Ledger’s rationale behind launching Ledger Recover is “this product is for our future customers”, meaning “normies” who are not typically tech-savvy.
Technical breakdown of Ledger Recover:
Technically, as soon as you opt in for the service, you’ll be asked if you are happy to opt-in for Ledger Recover. If you are – then you sign a transaction on your Ledger to shard your private keys into 3 shards, then it’s encrypted in the device, then a secure channel is created within the device for the 3rd party providers which allows the encrypted shards, which are encrypted again and then stored with the providers.
When you need to recover your seed, you will go through a ID Verification process (which is very comprehensive) to confirm your identity. After you are verified, the providers will send the encrypted shards to your Ledger Nano device directly. The device decrypts the shards in your device and you’re set.
Here, the point which is important to remember is that you stay in control…there’s no backdoor, nothing will happen without your consent on the device…in the future, the whole protocol will be open, so you’ll be able to verify how the whole protocol works.
Q: Is my seed phrase safe – is there a backdoor?

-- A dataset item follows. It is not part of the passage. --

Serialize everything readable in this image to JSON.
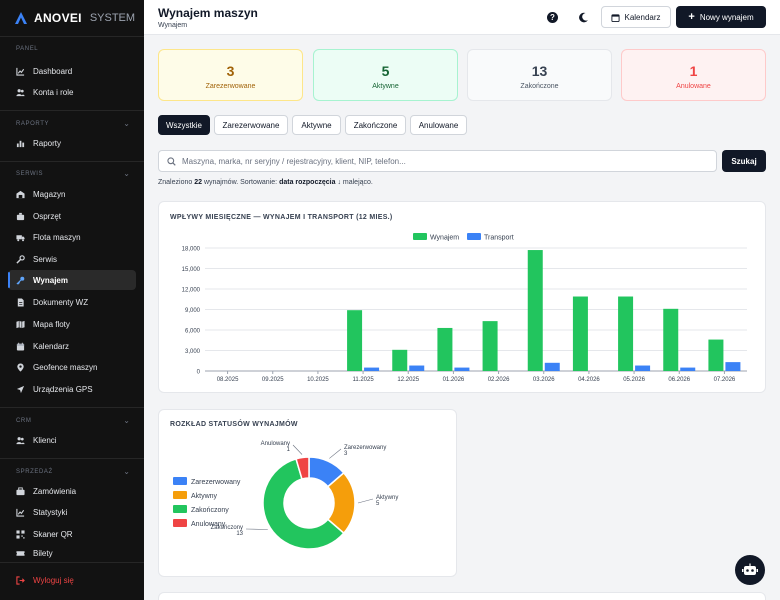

A: There are no backdoors in any Ledger. Your seed is secured in the Secure Element chip and on your paper. If you opt in for Ledger Recover, there’s an additional back up in the form of 3 encrypted shards stored with 3 different…— Ledger (@Ledger) May 16, 2023
There are three parties (in 3 different jurisdictions) storing the shards – one is @Coincoverglobal, which already works with several B2B offerings, that keeps one shard of and provides the $50k insurance plan; the other escrowtech, which backs up the 3rd shard. And there are two ID verification providers.
Ledger says there are no backdoors to the seed phrase in any Ledger device. Â However, Ledger does acknowledge there is an extra attack vector present in the equation if one chooses to opt into Ledger Recover. This is mainly because of the KYC element. The hardware wallet’s security maintains the same standard.
Ultimately, it is up to each individual user to decide whether to use Ledger Recover. However, it is essential to be aware of the risks before making a decision.
Here are some additional things to consider before using Ledger Recover:
- How secure are the third-party companies that will be storing your data?
- How likely is it that law enforcement will subpoena your data?
- Are you comfortable with the idea of giving up some control over your funds?
If you are still unsure about whether to use Ledger Recover, you may want to consider the more traditional recovery method, of writing down your seed phrase on paper and storing it in a safe place.